If Future Majority does fund closely-tied super PACs, it would continue a growing trend in the campaign finance landscape. In 2018, conservative dark money group American Action Network transferred more than $26 million to the Congressional Leadership Fund (CLF) super PAC, with which it shares the same staff and offices. CLF swiftly became the top-spending super PAC in 2018, shelling out nearly $136 million to support House Republicans.
While super PACs bankrolled primarily by dark money groups may appear to be a brazen attempt to skirt donor disclosure rules, the increasingly common tactic is not necessarily illegal unless the dark money group is acting as a “straw donor” or if the arrangement is in violation of other FEC regulations.
But it appears Future Majority will do much more than spend money on ads — primarily offering strategic advice and branding efforts to other Democratic groups. A nonprofit acting as a self-proclaimed “strategy center” for other groups represents a new kind of dark money group.
Outside groups are prohibited from coordinating with candidates and parties on election-related expenditures, but the FEC hasn’t been keen on enforcing its own rules.
Pro-Clinton super PAC Correct the Record conducted research for the Hillary Clinton campaign, which would typically be considered an in-kind contribution. But the group argued it could coordinate with the campaign because it was posting material online under the FEC’s “Internet exemption” that allows individuals to post political activity.
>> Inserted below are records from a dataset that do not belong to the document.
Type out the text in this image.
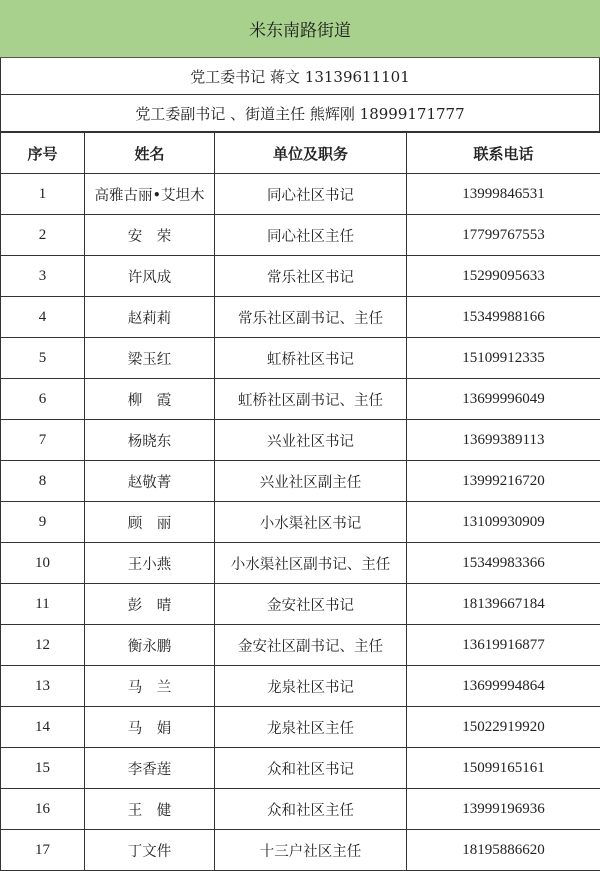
米东南路街道
党工委书记 蒋文 13139611101
党工委副书记 、街道主任 熊辉刚 18999171777
序号	姓名	单位及职务	联系电话
1	高雅古丽•艾坦木	同心社区书记	13999846531
2	安　荣	同心社区主任	17799767553
3	许风成	常乐社区书记	15299095633
4	赵莉莉	常乐社区副书记、主任	15349988166
5	梁玉红	虹桥社区书记	15109912335
6	柳　霞	虹桥社区副书记、主任	13699996049
7	杨晓东	兴业社区书记	13699389113
8	赵敬菁	兴业社区副主任	13999216720
9	顾　丽	小水渠社区书记	13109930909
10	王小燕	小水渠社区副书记、主任	15349983366
11	彭　晴	金安社区书记	18139667184
12	衡永鹏	金安社区副书记、主任	13619916877
13	马　兰	龙泉社区书记	13699994864
14	马　娟	龙泉社区主任	15022919920
15	李香莲	众和社区书记	15099165161
16	王　健	众和社区主任	13999196936
17	丁文件	十三户社区主任	18195886620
Campaign Legal Center filed a complaint with the FEC arguing the group was making illegal in-kind contributions to the Clinton campaign. The commission has yet to take action on the complaint.
Future Majority told Politico that it advised the Democratic Congressional Campaign Committee (DCCC) on how to message voters in 2018. As part of its goal of being a “strategy center” for Democratic groups, the nonprofit has publicly posted suggestions on how to present certain policies to voters.
“It raises the question for me if Future Majority is using a Correct the Record-style argument that they can coordinate with candidates or parties as long as the end product is then posted online,” Fischer said.